How Freedom Is Making a Difference
At Freedom we are lucky to have many of our users write about their experience with Freedom. From tweets to published articles – the Freedom community is buzzing with productivity strategy, advice, and experiments for a more focused, fulfilled life. They certainly keep us inspired and motivated, so we figured we might share a few of our favorites in the hope that they will do the same for you.
The productivity hacks to get the most out of your day – JOSH NICHOLAS
In this piece, Josh Nicholas describes how you can make the most of your day, with the least amount of effort and change to your daily schedule. Nicholas recommends learning to stack your habits, breaking free of the feed with the use of Freedom, taking walking meetings, doing one thing at a time, and evaluating your day.
Four Productivity Apps for Busy Educators – Jayne Miller
Our Freedom community is filled with educators and academics. This post gave great app recommendations for all your planning, focus, and productivity needs for teachers, academics, students, parents, or just busy people in general.
How I doubled my reading speed – Barry Carter
In a world where distracting click-bait articles, news feeds, and notifications are king, depth of knowledge can be hard to find.
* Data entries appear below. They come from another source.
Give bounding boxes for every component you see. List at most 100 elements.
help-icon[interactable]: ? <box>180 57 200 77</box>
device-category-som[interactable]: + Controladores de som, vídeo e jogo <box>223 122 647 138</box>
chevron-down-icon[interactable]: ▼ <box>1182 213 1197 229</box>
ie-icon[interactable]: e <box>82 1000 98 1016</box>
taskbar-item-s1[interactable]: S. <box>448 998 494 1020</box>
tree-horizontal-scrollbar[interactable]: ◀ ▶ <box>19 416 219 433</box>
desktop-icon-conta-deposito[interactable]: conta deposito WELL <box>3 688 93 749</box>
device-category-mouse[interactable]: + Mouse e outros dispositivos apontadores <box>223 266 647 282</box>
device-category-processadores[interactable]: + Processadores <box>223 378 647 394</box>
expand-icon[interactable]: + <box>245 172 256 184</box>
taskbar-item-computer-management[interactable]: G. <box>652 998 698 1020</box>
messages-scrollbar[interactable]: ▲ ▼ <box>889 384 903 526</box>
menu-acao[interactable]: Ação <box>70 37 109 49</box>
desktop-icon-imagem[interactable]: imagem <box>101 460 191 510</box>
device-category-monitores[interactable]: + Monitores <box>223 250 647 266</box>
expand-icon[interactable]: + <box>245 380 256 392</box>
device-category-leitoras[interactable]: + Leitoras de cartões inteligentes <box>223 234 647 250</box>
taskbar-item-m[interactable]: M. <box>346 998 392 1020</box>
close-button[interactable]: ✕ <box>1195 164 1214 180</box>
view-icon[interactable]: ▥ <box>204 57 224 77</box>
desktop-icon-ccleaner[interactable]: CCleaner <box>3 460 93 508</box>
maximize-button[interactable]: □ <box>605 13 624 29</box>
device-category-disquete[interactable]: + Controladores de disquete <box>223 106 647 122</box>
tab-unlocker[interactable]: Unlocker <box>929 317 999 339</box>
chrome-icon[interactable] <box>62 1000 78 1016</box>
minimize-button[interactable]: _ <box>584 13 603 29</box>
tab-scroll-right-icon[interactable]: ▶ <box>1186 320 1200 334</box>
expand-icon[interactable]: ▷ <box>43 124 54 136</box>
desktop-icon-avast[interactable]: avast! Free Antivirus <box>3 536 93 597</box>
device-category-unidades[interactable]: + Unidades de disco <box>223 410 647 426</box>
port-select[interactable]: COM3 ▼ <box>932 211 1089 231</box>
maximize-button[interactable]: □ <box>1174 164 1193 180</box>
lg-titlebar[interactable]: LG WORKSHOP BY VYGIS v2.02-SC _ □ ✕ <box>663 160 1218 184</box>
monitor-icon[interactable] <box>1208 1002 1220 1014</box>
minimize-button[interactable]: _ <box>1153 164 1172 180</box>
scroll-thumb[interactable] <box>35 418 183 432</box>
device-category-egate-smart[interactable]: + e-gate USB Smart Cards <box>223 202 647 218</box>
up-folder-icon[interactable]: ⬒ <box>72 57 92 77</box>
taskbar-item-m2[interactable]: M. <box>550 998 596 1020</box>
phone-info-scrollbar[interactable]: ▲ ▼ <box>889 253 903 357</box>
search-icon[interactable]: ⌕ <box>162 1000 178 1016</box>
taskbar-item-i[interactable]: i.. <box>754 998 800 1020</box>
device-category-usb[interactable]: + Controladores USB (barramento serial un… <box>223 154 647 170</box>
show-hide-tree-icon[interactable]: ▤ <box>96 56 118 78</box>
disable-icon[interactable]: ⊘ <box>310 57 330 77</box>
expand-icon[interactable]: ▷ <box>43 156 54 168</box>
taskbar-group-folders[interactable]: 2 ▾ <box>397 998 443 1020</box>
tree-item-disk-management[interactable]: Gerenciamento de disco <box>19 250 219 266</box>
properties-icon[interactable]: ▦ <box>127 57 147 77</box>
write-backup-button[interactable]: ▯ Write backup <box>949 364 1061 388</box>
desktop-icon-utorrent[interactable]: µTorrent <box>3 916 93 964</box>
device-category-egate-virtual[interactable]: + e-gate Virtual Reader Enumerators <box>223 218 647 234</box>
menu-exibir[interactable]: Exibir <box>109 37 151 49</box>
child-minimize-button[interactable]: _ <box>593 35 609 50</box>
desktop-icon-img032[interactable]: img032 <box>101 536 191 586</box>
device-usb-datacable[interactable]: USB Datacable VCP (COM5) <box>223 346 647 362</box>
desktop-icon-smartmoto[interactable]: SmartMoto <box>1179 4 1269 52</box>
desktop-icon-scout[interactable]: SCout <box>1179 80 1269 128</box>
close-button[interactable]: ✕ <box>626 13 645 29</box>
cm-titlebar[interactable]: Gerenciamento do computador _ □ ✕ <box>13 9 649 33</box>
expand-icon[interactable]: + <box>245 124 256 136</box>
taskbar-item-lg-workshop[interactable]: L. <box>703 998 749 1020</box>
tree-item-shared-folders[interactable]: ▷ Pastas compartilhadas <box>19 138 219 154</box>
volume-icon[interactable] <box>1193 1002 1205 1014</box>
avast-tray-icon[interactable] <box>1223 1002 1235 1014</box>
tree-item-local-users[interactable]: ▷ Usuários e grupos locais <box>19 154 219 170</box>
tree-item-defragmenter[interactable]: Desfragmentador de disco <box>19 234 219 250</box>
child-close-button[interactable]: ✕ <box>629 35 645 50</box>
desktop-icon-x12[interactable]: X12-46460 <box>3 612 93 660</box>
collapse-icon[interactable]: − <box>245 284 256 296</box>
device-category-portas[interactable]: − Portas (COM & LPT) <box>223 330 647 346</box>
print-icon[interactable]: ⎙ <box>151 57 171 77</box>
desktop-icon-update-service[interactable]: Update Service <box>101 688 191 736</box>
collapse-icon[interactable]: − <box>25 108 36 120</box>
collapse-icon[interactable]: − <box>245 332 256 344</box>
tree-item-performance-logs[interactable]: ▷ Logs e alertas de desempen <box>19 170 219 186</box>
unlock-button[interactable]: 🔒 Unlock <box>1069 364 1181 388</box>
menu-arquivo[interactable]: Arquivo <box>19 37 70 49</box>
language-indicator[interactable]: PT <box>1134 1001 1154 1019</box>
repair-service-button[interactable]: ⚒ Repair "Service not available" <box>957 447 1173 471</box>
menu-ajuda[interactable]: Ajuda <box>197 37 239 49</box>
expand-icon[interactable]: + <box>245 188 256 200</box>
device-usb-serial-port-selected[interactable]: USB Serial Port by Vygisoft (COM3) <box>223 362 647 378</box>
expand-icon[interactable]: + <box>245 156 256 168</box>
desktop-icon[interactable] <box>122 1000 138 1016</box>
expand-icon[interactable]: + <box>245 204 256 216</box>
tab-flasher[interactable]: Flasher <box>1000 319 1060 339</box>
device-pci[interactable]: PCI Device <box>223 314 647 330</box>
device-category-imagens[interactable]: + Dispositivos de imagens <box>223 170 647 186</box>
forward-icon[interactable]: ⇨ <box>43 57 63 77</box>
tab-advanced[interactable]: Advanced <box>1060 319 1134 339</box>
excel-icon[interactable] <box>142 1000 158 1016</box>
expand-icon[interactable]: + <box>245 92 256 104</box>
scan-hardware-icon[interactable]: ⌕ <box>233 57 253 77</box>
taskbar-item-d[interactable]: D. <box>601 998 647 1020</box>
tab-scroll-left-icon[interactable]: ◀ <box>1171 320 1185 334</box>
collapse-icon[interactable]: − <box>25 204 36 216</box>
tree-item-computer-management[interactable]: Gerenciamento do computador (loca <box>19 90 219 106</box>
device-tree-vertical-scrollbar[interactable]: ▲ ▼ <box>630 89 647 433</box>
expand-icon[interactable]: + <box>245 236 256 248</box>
In this piece, Barry Carter explains how reading books is something we can all do to combat the mental obesity caused by the regular intake of large amounts of shallow information. Finding the time and focus to do so can be hard, so Carter found a way to double his reading speed with the help of Cal Newport’s “Deep Work,” Freedom, Tim Ferris, and some headphones.
How ‘calm technology’ pulls attention from online temptation – Anna Maria Tremonti
This segment by CBC’s ‘The Current,‘ focused on “calm technology,” in which it featured thought leaders in the digital distraction and productivity space. Guests for the segment were Fred Stutzman, Freedom’s founder and CEO, Tristan Harris, Co-founder of the Time Well Spent campaign and former Google Philosopher in Residence, and Peter Reiner, professor at the National Core for Neuroethics at the University of British Columbia.
They addressed the growing need for healthier digital practices, as problems of scattered attention, screen-time stress, and digital addiction continue to become increasingly prevalent.